Projet de rythmes scolaires à la carte : "Une logique purement libérale et financière", selon la FCPE

Présidente de la Fédération des conseils de parents d'élèves, Liliana Moyano estime que vouloir revenir sur la semaine de quatre jours et demi est "un très mauvais signal envoyé par le président élu".

Un groupe d\'enfants en visite pédagogique dans un musée d\'art contemporain de Bordeaux (Gironde), le 24 avril 2017.
Un groupe d'enfants en visite pédagogique dans un musée d'art contemporain de Bordeaux (Gironde), le 24 avril 2017. (PHILIPPE ROY / AFP)

En colère. La Fédération des conseils de parents d'élèves (FCPE), classée plutôt à gauche, s'insurge contre le projet d'Emmanuel Macron de permettre aux communes de revenir sur la réforme des rythmes scolaires à l'école primaire. Sous le quinquennat Sarkozy, le samedi matin avait été supprimé. Sous François Hollande, l'Education nationale avait rétabli un rythme de quatre jours et demi de travail, en y ajoutant des activités périscolaires financées par les communes.

Suite du feuilleton : le nouveau président élu le 7 mai a annoncé que chaque commune pourrait décider de son organisation, après concertation avec les écoles. Ces communes auront jusqu'en 2019 pour faire connaître leur choix, et le décret sera publiable dès cet été.

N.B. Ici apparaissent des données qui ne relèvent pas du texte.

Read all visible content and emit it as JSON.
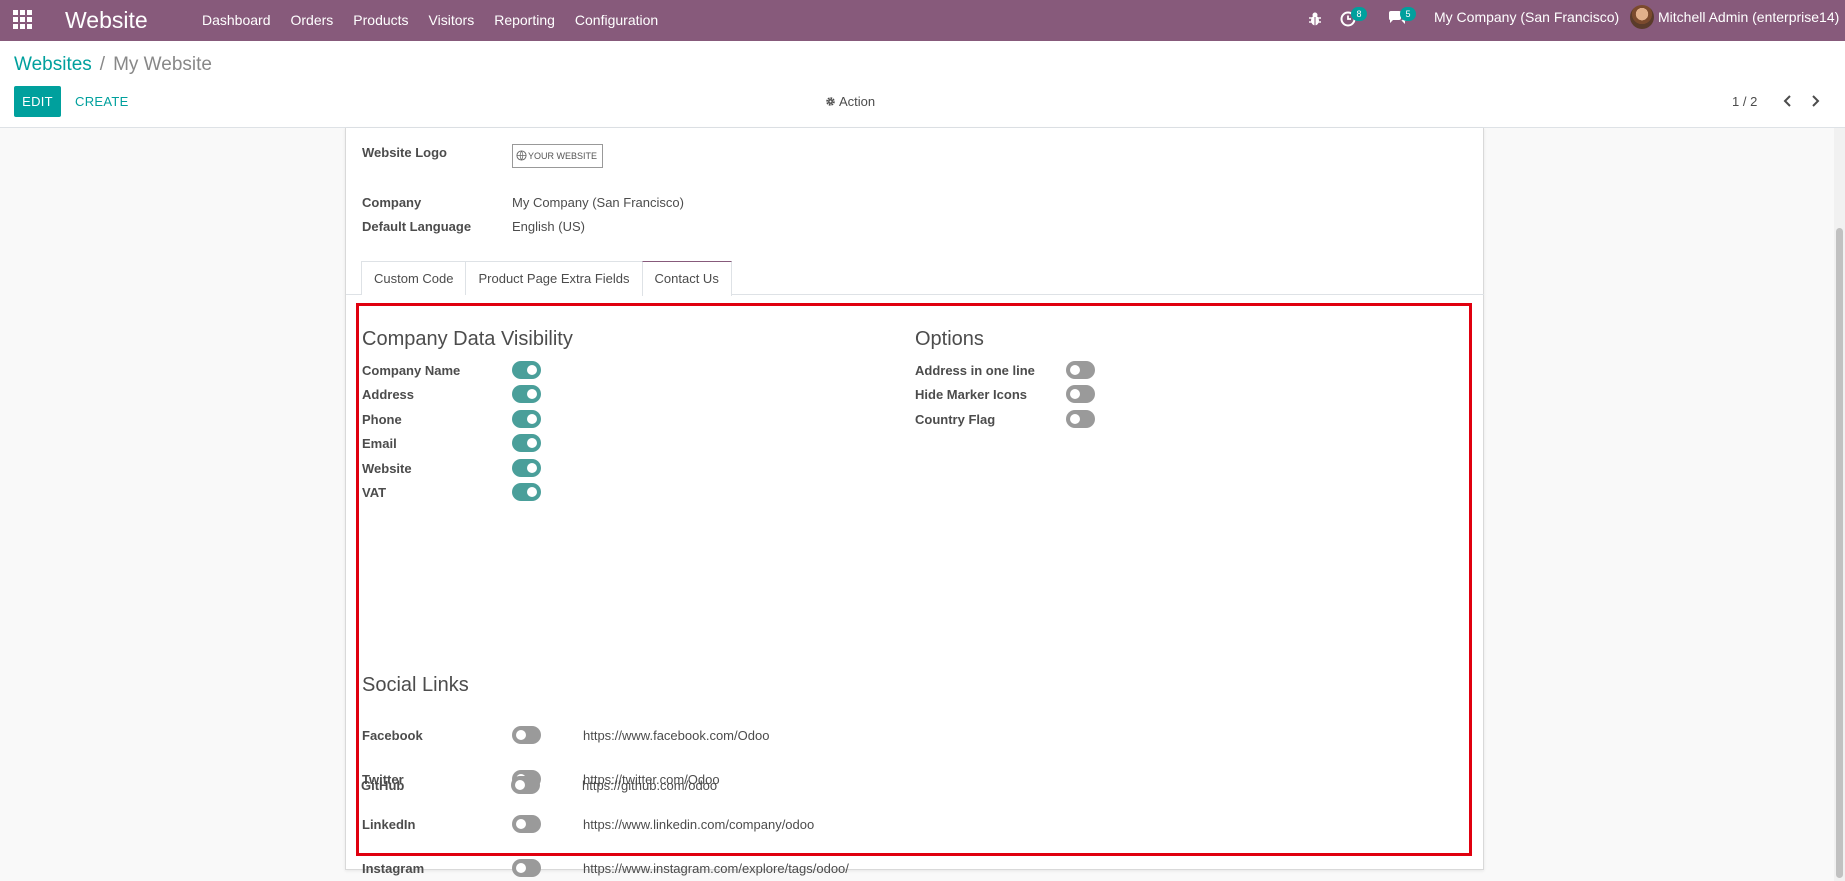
{
  "navbar": {
    "brand": "Website",
    "menu": [
      "Dashboard",
      "Orders",
      "Products",
      "Visitors",
      "Reporting",
      "Configuration"
    ],
    "activity_count": "8",
    "message_count": "5",
    "company": "My Company (San Francisco)",
    "user": "Mitchell Admin (enterprise14)"
  },
  "breadcrumb": {
    "parent": "Websites",
    "separator": "/",
    "current": "My Website"
  },
  "toolbar": {
    "edit_label": "EDIT",
    "create_label": "CREATE",
    "action_label": "Action",
    "pager": "1 / 2"
  },
  "form": {
    "logo_label": "Website Logo",
    "logo_text": "YOUR WEBSITE",
    "company_label": "Company",
    "company_value": "My Company (San Francisco)",
    "language_label": "Default Language",
    "language_value": "English (US)"
  },
  "tabs": [
    "Custom Code",
    "Product Page Extra Fields",
    "Contact Us"
  ],
  "active_tab": "Contact Us",
  "visibility": {
    "title": "Company Data Visibility",
    "items": [
      {
        "label": "Company Name",
        "on": true
      },
      {
        "label": "Address",
        "on": true
      },
      {
        "label": "Phone",
        "on": true
      },
      {
        "label": "Email",
        "on": true
      },
      {
        "label": "Website",
        "on": true
      },
      {
        "label": "VAT",
        "on": true
      }
    ]
  },
  "options": {
    "title": "Options",
    "items": [
      {
        "label": "Address in one line",
        "on": false
      },
      {
        "label": "Hide Marker Icons",
        "on": false
      },
      {
        "label": "Country Flag",
        "on": false
      }
    ]
  },
  "social": {
    "title": "Social Links",
    "items": [
      {
        "label": "Facebook",
        "on": false,
        "url": "https://www.facebook.com/Odoo"
      },
      {
        "label": "Twitter",
        "on": false,
        "url": "https://twitter.com/Odoo"
      },
      {
        "label": "LinkedIn",
        "on": false,
        "url": "https://www.linkedin.com/company/odoo"
      },
      {
        "label": "Instagram",
        "on": false,
        "url": "https://www.instagram.com/explore/tags/odoo/"
      },
      {
        "label": "GitHub",
        "on": false,
        "url": "https://github.com/odoo"
      }
    ]
  },
  "colors": {
    "navbar": "#875a7b",
    "primary": "#00a09d",
    "toggle_on": "#4a9f9a",
    "toggle_off": "#9a9a9a",
    "highlight": "#e0000f"
  }
}
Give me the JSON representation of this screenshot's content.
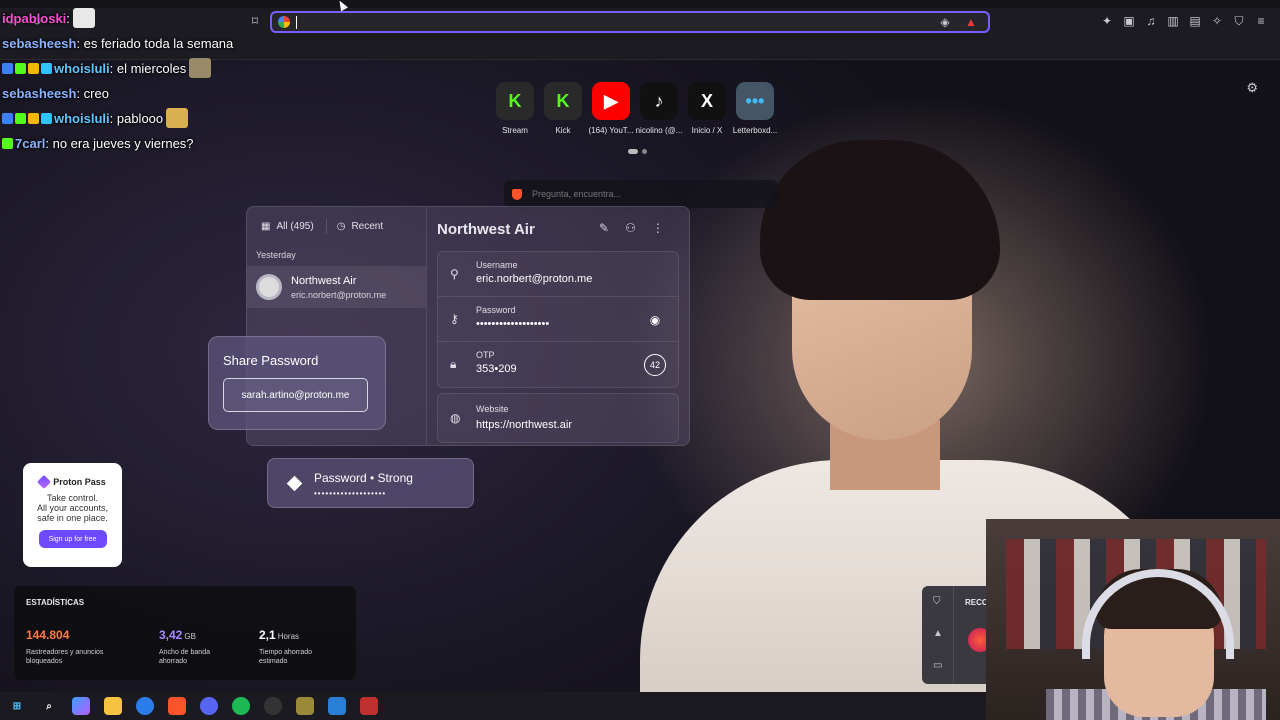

Que pense la FCPE, une des deux principales fédérations de parents d'élèves, de cette valse incessante ? Franceinfo a interrogé sa présidente, Liliana Moyano.

Franceinfo : Quelle est votre réaction face au projet d'Emmanuel Macron de permettre aux communes de revenir sur la réforme des rythmes scolaires ? 

Liliana Moyano : Pour nous, c'est un très mauvais signal donné par le président élu. Emmanuel Macron reviendrait ainsi sur le rythme des cinq matinées dans le primaire, pourtant reconnu par tous les spécialistes comme plus favorable à l'apprentissage des enfants que l'organisation en quatre jours. Ce n'est pas négociable ! Quels que soient leurs ancrages sociaux ou géographiques, il faut donner aux enfants les mêmes conditions pour apprendre, et les mêmes chances de pouvoir pratiquer des activités périscolaires [artistiques ou sportives].

Là, on est purement dans une approche libérale et financière. Visiblement, Emmanuel Macron n'a pas entendu ce que la présidentielle nous a dit sur les fractures en France. Le message directement financier envoyé en direction des élus est très inquiétant. Ceux qui vont souffrir en premier sont les enfants des familles les plus fragilisées et des territoires les plus abandonnés. L'éducation à la carte n'est pas acceptable.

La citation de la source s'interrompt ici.